Don't Lose Visibility When Moving to the Cloud
I have the great privilege of discussing information security issues with other CISOs from different backgrounds across nearly every vertical, comparing notes on the day-to-day fight. Recently, one of my peers asked me about cloud use. His company was considering a material operational move into the cloud to include valuable data. The vendor assured the company’s leadership that everything was secure. The initial cost seemed cheaper and IT Operations appeared to be more efficient than legacy on-premise execution. The vendor’s representation of “facts” put downward pressure on my peer to support the movement to cloud for his organization.
“If you lack real-time visibility then you have no opportunity to actively contest a cyber-event”
Explore Cloud Solutions with Caution
Don’t get me wrong–I see a lot of potential when it comes to cloud, but as it remains a relatively new technology, it’s up to security leaders to examine cloud migration with a skeptical eye, making sure potential security pitfalls are addressed. It starts with the right questions–questions that security leaders should be asking; that practitioners should be prepared to answer; and that cloud providers should be using to make sure their clients are protected.
To get to the root of the cloud migration concerns, I asked my colleagues series of questions based on what my teammates and I consider table-stakes to resisting threat actor exploitation, data theft and attack:
1) Do you know what you have in the cloud in terms of virtual servers, applications and data?
2) Do you know who has access to what you have from a role-based access and multi-factor authentication perspective?
3) Are vulnerabilities identified and shared with you in real-time so you may prioritize the risk?
4) Can you see when threat actors are attempting to exploit your vulnerabilities to steal your data or attack your infrastructure?
5) Do you have a mechanism to deploy counter measures to interdict threat activity and mitigate vulnerabilities? Can you respond when prevention fails?
Accountability is a Shared Responsibility
Unfortunately the answer to each question was no.

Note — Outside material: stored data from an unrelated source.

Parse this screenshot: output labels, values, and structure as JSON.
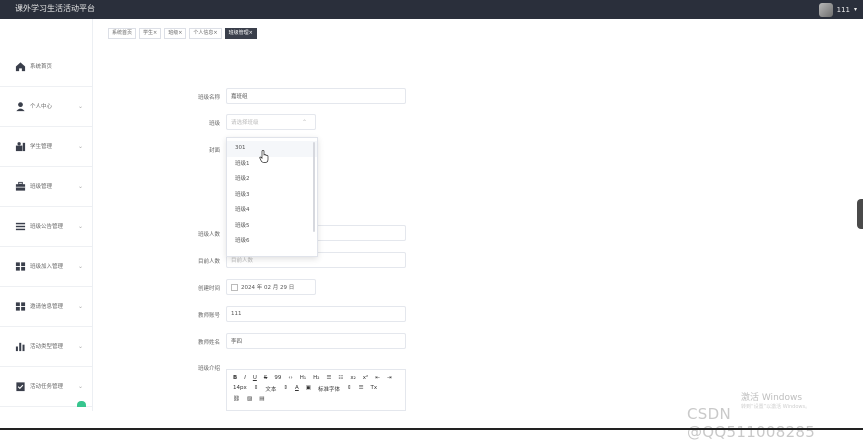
{
  "app": {
    "title": "课外学习生活活动平台",
    "user_name": "111",
    "caret": "▾"
  },
  "sidebar": {
    "items": [
      {
        "label": "系统首页",
        "icon": "home-icon",
        "chevron": ""
      },
      {
        "label": "个人中心",
        "icon": "user-icon",
        "chevron": "⌄"
      },
      {
        "label": "学生管理",
        "icon": "student-icon",
        "chevron": "⌄"
      },
      {
        "label": "班级管理",
        "icon": "briefcase-icon",
        "chevron": "⌄"
      },
      {
        "label": "班级公告管理",
        "icon": "list-icon",
        "chevron": "⌄"
      },
      {
        "label": "班级加入管理",
        "icon": "grid-icon",
        "chevron": "⌄"
      },
      {
        "label": "邀请信息管理",
        "icon": "grid-icon",
        "chevron": "⌄"
      },
      {
        "label": "活动类型管理",
        "icon": "bar-chart-icon",
        "chevron": "⌄"
      },
      {
        "label": "活动任务管理",
        "icon": "clipboard-icon",
        "chevron": "⌄"
      }
    ]
  },
  "tabs": [
    {
      "label": "系统首页",
      "active": false
    },
    {
      "label": "学生×",
      "active": false
    },
    {
      "label": "班级×",
      "active": false
    },
    {
      "label": "个人信息×",
      "active": false
    },
    {
      "label": "班级管理×",
      "active": true
    }
  ],
  "form": {
    "class_name": {
      "label": "班级名称",
      "value": "嘉班组"
    },
    "class": {
      "label": "班级",
      "placeholder": "请选择班级",
      "caret": "⌃"
    },
    "cover": {
      "label": "封面"
    },
    "class_size": {
      "label": "班级人数"
    },
    "current_size": {
      "label": "目前人数",
      "placeholder": "目前人数"
    },
    "created": {
      "label": "创建时间",
      "value": "2024 年 02 月 29 日"
    },
    "teacher_account": {
      "label": "教师账号",
      "value": "111"
    },
    "teacher_name": {
      "label": "教师姓名",
      "value": "李四"
    },
    "intro": {
      "label": "班级介绍"
    }
  },
  "dropdown": {
    "options": [
      "301",
      "班级1",
      "班级2",
      "班级3",
      "班级4",
      "班级5",
      "班级6"
    ]
  },
  "editor": {
    "row1": [
      "B",
      "I",
      "U",
      "S",
      "99",
      "‹›",
      "H₁",
      "H₂",
      "☰",
      "☷",
      "x₂",
      "x²",
      "⇤",
      "⇥"
    ],
    "row2": [
      "14px",
      "⇕",
      "文本",
      "⇕",
      "A",
      "▣",
      "标准字体",
      "⇕",
      "☰",
      "Tx"
    ],
    "row3": [
      "⛓",
      "▨",
      "▤"
    ]
  },
  "watermarks": {
    "windows": "激活 Windows",
    "windows_sub": "转到“设置”以激活 Windows。",
    "csdn": "CSDN @QQ511008285"
  }
}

When I asked if the cloud vendor would accommodate these requests for the organization and make the “contesting” visible in real-time for tactical decision making, the answer was also no. My peer realized that he was “hoping” and “guessing” that his infrastructure and data were being defended.
We began discussing what the cloud vendor represented as “security.” Items ranged from self-attestation compliance with an ISO or NIST standard to compliance regimes like PCI-the same PCI standard that couldn’t prevent recent significant breaches of several compliant retail organizations. The sense I get is that people are looking at an end state which makes things secure. The fundamental problem is that security is not an end state. Security is a process–a process of defending and contesting threat actors to disrupt the effects they wish to achieve against your organization.
Security is a Process, Not a Destination
As an example, researchers from the Worcester Polytechnic Institute recently developed a proof-of-concept attack for stealing private RSA cryptographic keys from virtual machines hosted in Amazon’s EC2 cloud infrastructure. The exploit takes advantage of a cryptographic library, and is similar to an exploit found in 2009. Make no mistake, with all technology, even our own, there will always be new vulnerabilities discovered so the question for the defender becomes: “If someone is trying to exploit this or future vulnerabilities and steal my data, can I see this and do something about it?” If you lack real-time visibility then you have no opportunity to actively contest a cyber-event. This means you will likely find out about a compromise through the press, a law enforcement victim notification, or a threat actor dump.
Cloud Adoption doesn’t Equal Cyber Risk Mitigation
My company oversees incident response engagements every day to help organizations who have been compromised, and while we do not disclose the names, I can say that we have helped in remediating breaches that have occurred in the cloud. According to one of my IR teammates, we have worked so many massive breaches in public cloud environments that we had to create a focus area specifically to address them.
To be clear, my teammates and I are big fans of cloud use and see promise in its future. There are many great technologists and security-minded people working for cloud organizations. We believe that public cloud use for organizations’ most critical operations and data has not reached a security maturity level to provide real-time visibility to organizations whose cyber threat resistance risk tolerance is very low. For Platform-as-a-Service (PaaS) providers, organizations can deploy some security instrumentation to give them visibility above the hypervisor. For Software-as-a-Service (SaaS) providers and PaaS use at the hypervisor and below, we have not found solutions that could provide visibility of our recommended minimum requirements for effectiveness. Some organizations may decide to migrate without ensuring necessary visibility to defend their critical data and services, and hoping and guessing everything is OK. For my organization and many peers I talk to, hoping and guessing are not valid courses of action.